A preference for buying local (for whatever ideological reasons) is a luxury consumption good. People can choose to buy local, if they want, in an attempt to reshape the agricultural market through marginal action, whether as individuals or through a group that has been persuaded to act in concert. But that choice is costly. I don’t object to this form of luxury consumption, although I suspect it’s an ineffective long-term or large-scale strategy. I do object, however, when partisans of that type of higher-cost consumption cement it as policy for others.

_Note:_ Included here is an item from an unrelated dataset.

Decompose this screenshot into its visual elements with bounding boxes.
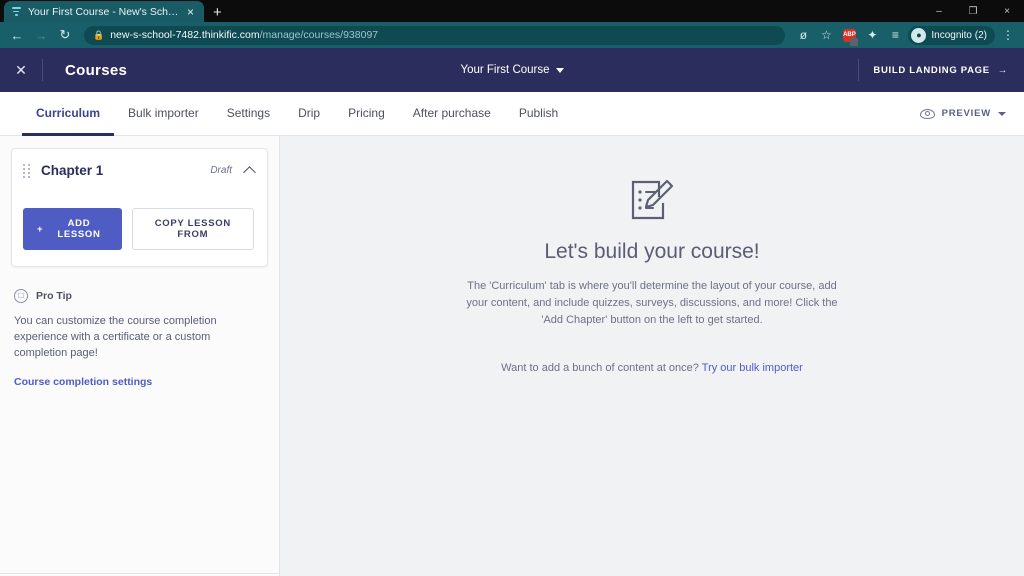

The ideal solution would be to end agricultural subsidies and streamline legal procedures that would help correct externalities more efficiently, whether through Coasean transfer payments or court action, and then see who really has a comparative advantage at producing quality food. In the meantime, though, schools have to feed their kids good food at an affordable price. If they can get that affordable quality food from nearby producers, great. If it comes from the other side of the nation or another continent, that’s fine too. Quality and price should be the key considerations, and neither of those factors have a consistent correlation with locality.
Also:
“Finally, every advocate for local food consumption that I am aware of makes the argument that local food is quality food”
This says nothing about whether the argument is correct.
Eric, I’ll respond to these comments later, but these are vastly more intelligent arguments than the ones Brodsky makes. I will note that I have yet to see a single empiric on your claim that quality and price have a consistent correlation with quality and the claim is non-responsive to a number of arguments I make on that front.